After she had left Florence, Gilbert Osmond met Madame Merle at the Countess Gemini’s. There were other people present; the Countess’s drawing-room was usually well filled, and the talk had been general; but after a while Osmond left his place and came and sat on an ottoman half-behind, half-beside, Madame Merle’s chair.
“She wants me to go to Rome with her,” he announced, in a low voice.
“To go with her?”
“To be there while she is there. She proposed it.”
“I suppose you mean that you proposed it, and that she assented.”
“Of course I gave her a chance. But she is encouraging—she is very encouraging.”
“I am glad to hear it—but don’t cry victory too soon. Of course you will go to Rome.”

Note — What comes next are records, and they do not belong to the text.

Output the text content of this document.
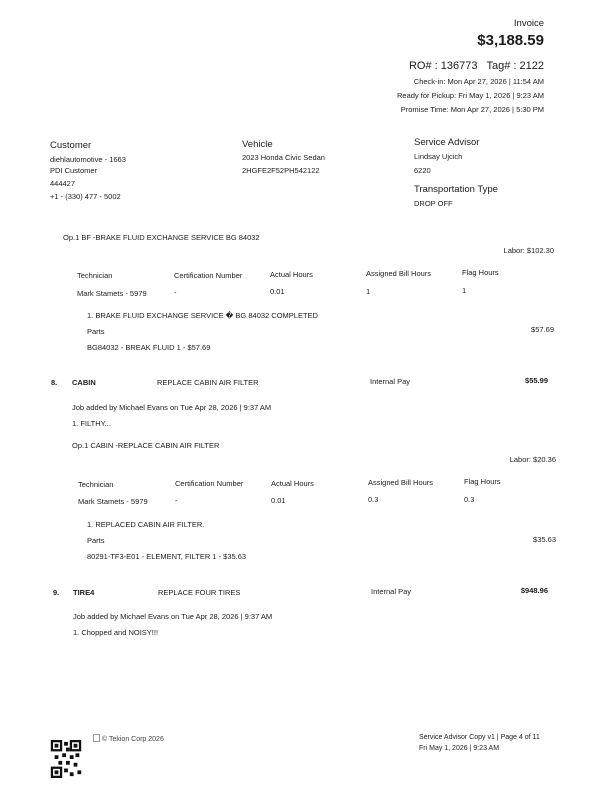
Invoice
$3,188.59
RO# : 136773 Tag# : 2122
Check-in: Mon Apr 27, 2026 | 11:54 AM
Ready for Pickup: Fri May 1, 2026 | 9:23 AM
Promise Time: Mon Apr 27, 2026 | 5:30 PM
Customer
diehlautomotive - 1663
PDI Customer
444427
+1 - (330) 477 - 5002
Vehicle
2023 Honda Civic Sedan
2HGFE2F52PH542122
Service Advisor
Lindsay Ujcich
6220
Transportation Type
DROP OFF
Op.1 BF -BRAKE FLUID EXCHANGE SERVICE BG 84032
Labor: $102.30
Technician	Certification Number	Actual Hours	Assigned Bill Hours	Flag Hours
Mark Stamets - 5979	-	0.01	1	1
1. BRAKE FLUID EXCHANGE SERVICE � BG 84032 COMPLETED
Parts	$57.69
BG84032 - BREAK FLUID 1 - $57.69
8. CABIN	REPLACE CABIN AIR FILTER	Internal Pay	$55.99
Job added by Michael Evans on Tue Apr 28, 2026 | 9:37 AM
1. FILTHY...
Op.1 CABIN -REPLACE CABIN AIR FILTER
Labor: $20.36
Technician	Certification Number	Actual Hours	Assigned Bill Hours	Flag Hours
Mark Stamets - 5979	-	0.01	0.3	0.3
1. REPLACED CABIN AIR FILTER.
Parts	$35.63
80291-TF3-E01 - ELEMENT, FILTER 1 - $35.63
9. TIRE4	REPLACE FOUR TIRES	Internal Pay	$948.96
Job added by Michael Evans on Tue Apr 28, 2026 | 9:37 AM
1. Chopped and NOISY!!!
© Tekion Corp 2026	Service Advisor Copy v1 | Page 4 of 11
Fri May 1, 2026 | 9:23 AM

“Ah,” said Osmond, “It makes one work, this idea of yours!”
“Don’t pretend you don’t enjoy it—you are very ungrateful. You have not been so well occupied these many years.”
“The way you take it is beautiful,” said Osmond. “I ought to be grateful for that.”
“Not too much so, however,” Madame Merle answered. She talked with her usual smile, leaning back in her chair, and looking round the room. “You have made a very good impression, and I have seen for myself that you have received one. You have not come to Mrs. Touchett’s seven times to oblige me.”
“The girl is not disagreeable,” Osmond quietly remarked.
Madame Merle dropped her eye on him a moment, during which her lips closed with a certain firmness.
“Is that all you can find to say about that fine creature?”
“All? Isn’t it enough? Of how many people have you heard me say more?”
She made no answer to this, but still presented her conversational smile to the room.
“You’re unfathomable,” she murmured at last. “I am frightened at the abyss into which I shall have dropped her!”
Osmond gave a laugh.
“You can’t draw back—you have gone too far.”
“Very good; but you must do the rest yourself.”
“I shall do it,” said Osmond.
Madame Merle remained silent, and he changed his place again; but when she rose to go he also took leave. Mrs. Touchett’s victoria was awaiting her in the court, and after he had helped Madame Merle into it he stood there detaining her.
“You are very indiscreet,” she said, rather wearily; “you should not have moved when I did.”
He had taken off his hat; he passed his hand over his forehead.
“I always forget; I am out of the habit.”
“You are quite unfathomable,” she repeated, glancing up at the windows of the house; a modern structure in the new part of the town.
He paid no heed to this remark, but said to Madame Merle, with a considerable appearance of earnestness—
“She is really very charming; I have scarcely known any one more graceful.”
“I like to hear you say that. The better you like her, the better for me.”
“I like her very much. She is all you said, and into the bargain she is capable of great devotion. She has only one fault.”
“What is that?”
“She has too many ideas.”
“I warned you she was clever.”
“Fortunately they are very bad ones,” said Osmond.
“Why is that fortunate?”
“Dame, if they must be sacrificed!”
Madame Merle leaned back, looking straight before her; then she spoke to the coachman. But Osmond again detained her.
“If I go to Rome, what shall I do with Pansy?”
“I will go and see her,” said Madame Merle.